1124 Raffle for Weibo Followers (20 point(s))
John got a full mark on PAT. He was so happy that he decided to hold a raffle(抽奖) for his followers on Weibo -- that is, he would select winners from every N followers who forwarded his post, and give away gifts. Now you are supposed to help him generate the list of winners.
Input Specification:
Each input file contains one test case. For each case, the first line gives three positive integers M (≤ 1000), N and S, being the total number of forwards, the skip number of winners, and the index of the first winner (the indices start from 1). Then M lines follow, each gives the nickname (a nonempty string of no more than 20 characters, with no white space or return) of a follower who has forwarded John's post.
Note: it is possible that someone would forward more than once, but no one can win more than once. Hence if the current candidate of a winner has won before, we must skip him/her and consider the next one.
Output Specification:
For each case, print the list of winners in the same order as in the input, each nickname occupies a line.

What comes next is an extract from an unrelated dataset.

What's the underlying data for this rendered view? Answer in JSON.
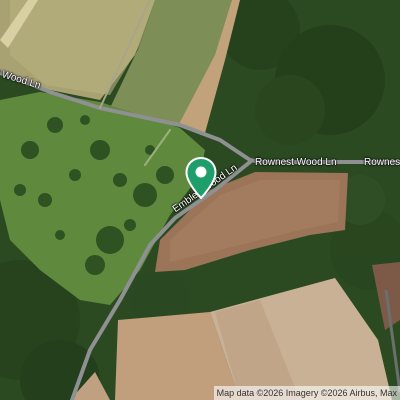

If there is no winner yet, print Keep going... instead.
Sample Input 1:
9 3 2
Imgonnawin!
PickMe
PickMeMeMeee
LookHere
Imgonnawin!
TryAgainAgain
TryAgainAgain
Imgonnawin!
TryAgainAgain
Sample Output 1:
PickMe
Imgonnawin!
TryAgainAgain
Sample Input 2:
2 3 5
Imgonnawin!
PickMe
Sample Output 2:
Keep going...经验总结:
题目很简单,转发抽奖,每隔一个固定值抽一个,如果这个人中过奖了,顺次到下一个人,如果下一个还中过了,继续顺次,就不多说啦~
AC代码
#include <cstdio>
#include <map>
#include <string>
using namespace std;
const int maxn=30;
int n,m,s;
int main()
{
scanf("%d%d%d",&m,&n,&s);
char str[25];
map<string,bool> mp;
int x=s;
for(int i=1;i<=m;++i)
{
scanf("%s",str);
if(i==x&&mp.count(str)==0)
{
mp[str]=true;
printf("%s\n",str);
x+=n;
}
else if(i==x&&mp.count(str)!=0)
{
++x;
}
}
if(x==s)
printf("Keep going...\n");
return 0;
}